We thought a three-hour virtual conference would be long enough but we were wrong! There were so many questions put forward by the audience we simply couldn’t answer them all live so here are the answers to those we didn’t get round to on the day…
Is driving to a site seen as lone working if you are not office and drive directly from home to site?
Nigel Heaton’s Answer:
Driving is seen as a lone working activity unless
1. you have a permanent, fixed address to which to drive for work
2. you travel with a companion
So, if you are driving to a site, then you are owed a duty of care from the time you leave your home until you return, unless the site is your permanent place of work.
If someone works from home doing programming as a job. Then has an accident doing another task not job specific is there a liability on the employer?
The HSE Answer:
There are two elements to liability, civil and criminal liability.
Under health and safety law (criminal liability), employers have the same responsibilities to home workers as any other worker, and employers must take steps to satisfy themselves that their workers have a safe working environment. This includes the responsibility to report accidents under RIDDOR. Not every incident taking place in a person’s home will be reportable. An incident may be reportable if it occurred as a result of either the work activity being done or the equipment you have provided to undertake that work. HSE has produced web-based guidance to support you in making judgements about what needs to be reported under RIDDOR.
Under civil law, if someone has been injured or made ill through your negligence as an employer, they may be able to make a compensation claim against you. If you meet your responsibilities under health and safety law you will considerably reduce the risk of being found negligent under civil law.
In most cases, employers must have employers’ liability insurance. This will enable you to meet the cost of compensation for your employees’ injuries or illness. It’s a criminal offence if you do not have it.
What considerations should be made for retail workers who are working nightshifts alone and wouldn’t have time to take regular breaks?
Dr Karen McDonnell’s Answer:
The type and pattern of work outlined in the question should be subject to a risk assessment reflecting HSE guidance, the introduction to which highlights the issue ‘Lone workers face the same hazards at work as anyone else, but there is a greater risk of these hazards causing harm as they may not have anyone to help or support them if things go wrong. As an employer, you should provide training, supervision, monitoring and support for lone workers’
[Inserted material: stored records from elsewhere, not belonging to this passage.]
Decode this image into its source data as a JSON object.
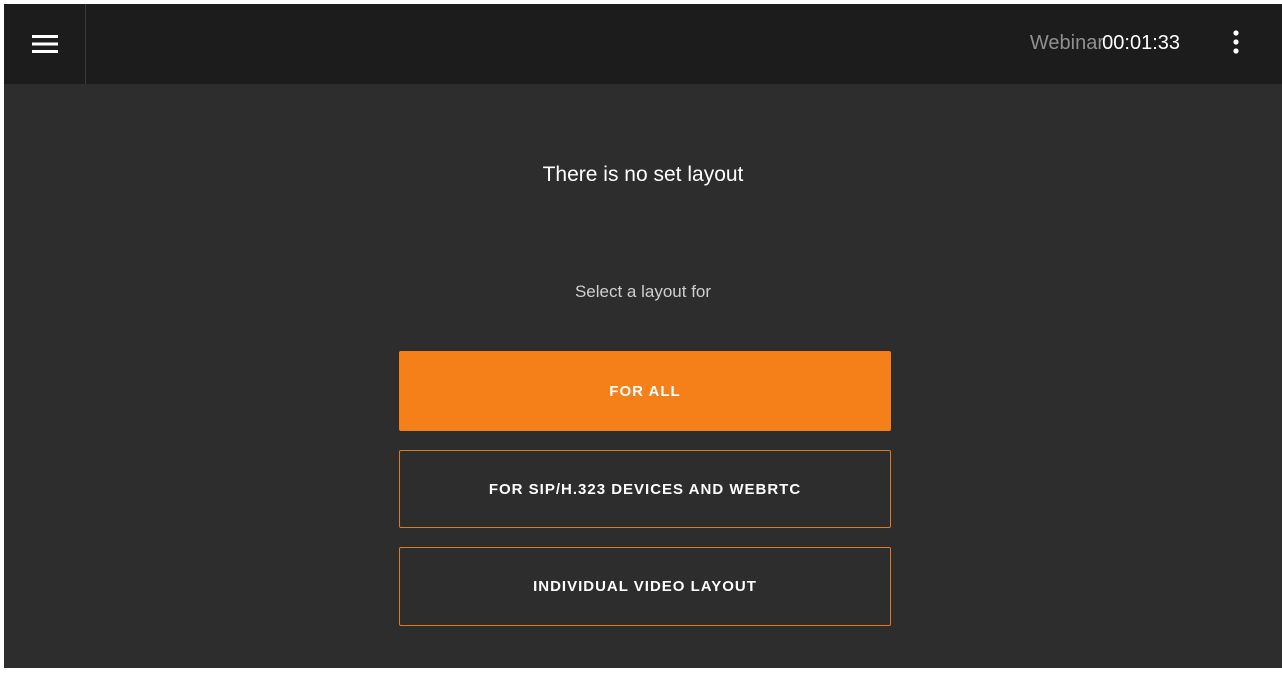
{
  "topbar": {
    "menu_icon": "hamburger-menu-icon",
    "session_type": "Webinar",
    "timer": "00:01:33",
    "more_icon": "more-vertical-icon"
  },
  "main": {
    "heading": "There is no set layout",
    "subheading": "Select a layout for",
    "buttons": {
      "for_all": "FOR ALL",
      "for_sip": "FOR SIP/H.323 DEVICES AND WEBRTC",
      "individual": "INDIVIDUAL VIDEO LAYOUT"
    }
  },
  "colors": {
    "accent": "#f58019",
    "background": "#2d2d2d",
    "topbar": "#1c1c1c"
  }
}
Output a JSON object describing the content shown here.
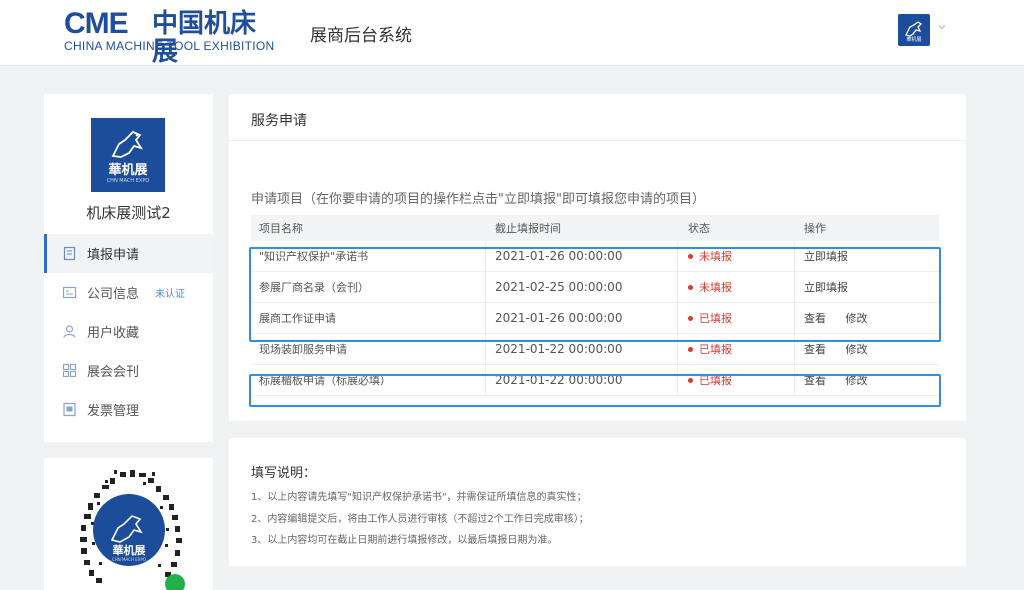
{
  "header": {
    "logo_mark": "CME",
    "logo_cn": "中国机床展",
    "logo_en": "CHINA MACHINE TOOL EXHIBITION",
    "system_title": "展商后台系统",
    "avatar_text": "華机展"
  },
  "sidebar": {
    "logo_text": "華机展",
    "logo_sub": "CHN MACH EXPO",
    "company_name": "机床展测试2",
    "items": [
      {
        "label": "填报申请",
        "icon": "document-icon",
        "active": true
      },
      {
        "label": "公司信息",
        "icon": "company-icon",
        "badge": "未认证"
      },
      {
        "label": "用户收藏",
        "icon": "user-icon"
      },
      {
        "label": "展会会刊",
        "icon": "grid-icon"
      },
      {
        "label": "发票管理",
        "icon": "invoice-icon"
      }
    ],
    "qr_logo_text": "華机展",
    "qr_logo_sub": "CHN MACH EXPO"
  },
  "main": {
    "title": "服务申请",
    "hint": "申请项目（在你要申请的项目的操作栏点击\"立即填报\"即可填报您申请的项目）",
    "columns": [
      "项目名称",
      "截止填报时间",
      "状态",
      "操作"
    ],
    "rows": [
      {
        "name": "\"知识产权保护\"承诺书",
        "deadline": "2021-01-26 00:00:00",
        "status": "未填报",
        "actions": [
          "立即填报"
        ]
      },
      {
        "name": "参展厂商名录（会刊）",
        "deadline": "2021-02-25 00:00:00",
        "status": "未填报",
        "actions": [
          "立即填报"
        ]
      },
      {
        "name": "展商工作证申请",
        "deadline": "2021-01-26 00:00:00",
        "status": "已填报",
        "actions": [
          "查看",
          "修改"
        ]
      },
      {
        "name": "现场装卸服务申请",
        "deadline": "2021-01-22 00:00:00",
        "status": "已填报",
        "actions": [
          "查看",
          "修改"
        ]
      },
      {
        "name": "标展楣板申请（标展必填）",
        "deadline": "2021-01-22 00:00:00",
        "status": "已填报",
        "actions": [
          "查看",
          "修改"
        ]
      }
    ]
  },
  "notes": {
    "title": "填写说明：",
    "lines": [
      "1、以上内容请先填写\"知识产权保护承诺书\"，并需保证所填信息的真实性；",
      "2、内容编辑提交后，将由工作人员进行审核（不超过2个工作日完成审核）；",
      "3、以上内容均可在截止日期前进行填报修改，以最后填报日期为准。"
    ]
  },
  "colors": {
    "brand": "#1f4e9c",
    "status_red": "#d93a2f",
    "highlight": "#2f8fe0"
  }
}
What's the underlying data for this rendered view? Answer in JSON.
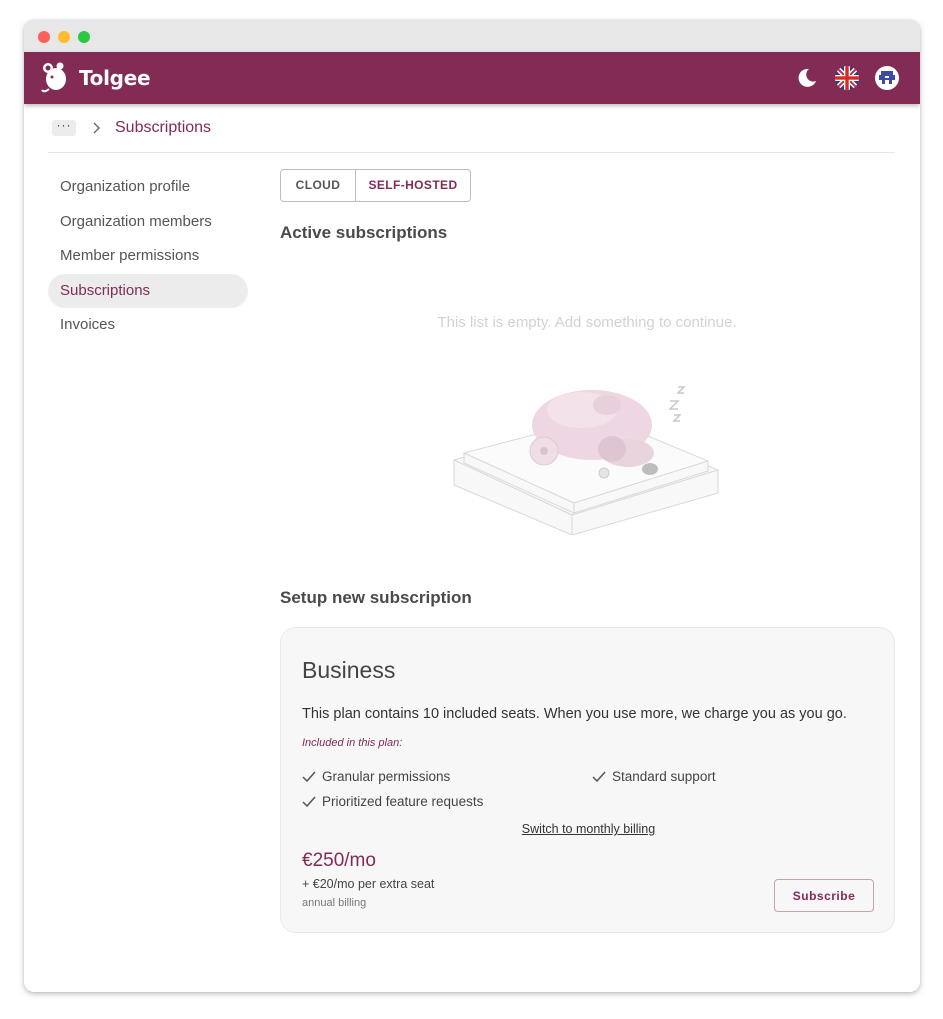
{
  "app": {
    "brand": "Tolgee",
    "accent_color": "#822b55",
    "icons": {
      "theme": "moon-icon",
      "language": "uk-flag-icon",
      "user": "user-avatar-icon"
    }
  },
  "breadcrumb": {
    "ellipsis": "···",
    "current": "Subscriptions"
  },
  "sidebar": {
    "items": [
      {
        "label": "Organization profile",
        "active": false
      },
      {
        "label": "Organization members",
        "active": false
      },
      {
        "label": "Member permissions",
        "active": false
      },
      {
        "label": "Subscriptions",
        "active": true
      },
      {
        "label": "Invoices",
        "active": false
      }
    ]
  },
  "toggle": {
    "cloud": "Cloud",
    "self_hosted": "Self-hosted",
    "selected": "self_hosted"
  },
  "active_subscriptions": {
    "title": "Active subscriptions",
    "empty_message": "This list is empty. Add something to continue."
  },
  "setup": {
    "title": "Setup new subscription",
    "plan": {
      "name": "Business",
      "description": "This plan contains 10 included seats. When you use more, we charge you as you go.",
      "included_label": "Included in this plan:",
      "features": [
        "Granular permissions",
        "Prioritized feature requests",
        "Standard support"
      ],
      "switch_billing": "Switch to monthly billing",
      "price": "€250/mo",
      "extra_seat": "+ €20/mo per extra seat",
      "billing_note": "annual billing",
      "subscribe_label": "Subscribe"
    }
  }
}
The risk assessment process should include the retail workers themselves and build in the opportunity for regular breaks. An ongoing dialogue between workers, worker representatives and managers that allows issues to be raised and addressed is also fundamentally important.
Nigel Heaton mentioned the police regarding lone working requirements – could he give any examples?
Nigel Heaton’s Answer:
Policing as a risk, is considered in the HSE’s Striking the Balance document. Many activities undertaken by Police Officers would fall into the category of lone working. Police Officers are covered by the Health and Safety at Work Act (this has been true for more than 20 years). So, if you are an Officer undertaking an activity by yourself, I would expect evidence of a risk assessment (or equivalent) and explicit controls to manage that risk.
What should journey plans contain?
Dr Karen McDonnell’s Answer:
Journey plans should start with a question, ‘do I need to drive’ are there alternatives? Thereafter consider a range of issues including driver fitness, route planning, vehicle check, the weather and avoiding high risk times.
The RoSPA Safer Journey Planner guidance contains a useful flow chart to help you make the right decisions about each journey you make for work or during family time…careful planning can prevent accidents.
What is the impact of body cams – do you have to warn people that they are being recorded?
Chris Allcard’s Answer: There are many ‘impacts’ from deploying cameras. The main benefit impact to an organisation and to staff is often the reduced levels of violence and aggression faced by wearers of the cameras. You do need to consider and be able to justify their use.
There is also the impact of managing the footage created, balancing GDPR and people’s privacy. That’s where the GDPR and Data Privacy Impact Assessment and data retention policies comes in and the resultant processes, procedures, and control measures that are generated as an output. Credible cameras with footage access security and encryption, secure means by which the footage is uploaded, and a Video Management Software solution with strong permission levels and user hierarchies, etc are key components of this. We have tested some cameras for example where you can simply plug them into a PC and copy across the footage – totally uncontrolled.
From my understanding you need to make best endeavours to ensure your service users, staff and (if applicable) the wider general public are aware that they could be recorded (and be able to demonstrate this potentially in any legal proceedings). The measures taken depend on the circumstances and environments, etc. Regardless, the cameras should be clearly marked as such and typically have the yellow camera symbols on them. They should also visually show when they are recording (typically via flashing or constant red lights on the front of the camera).
We would advise our clients and camera users to warn people they are being recorded verbally. It’s certainly good practice. Every deployment we have done with body cameras has included this as part of the standard operating procedure and included in the user training. In many instances (not all), this can be an effective part of a de-escalation strategy.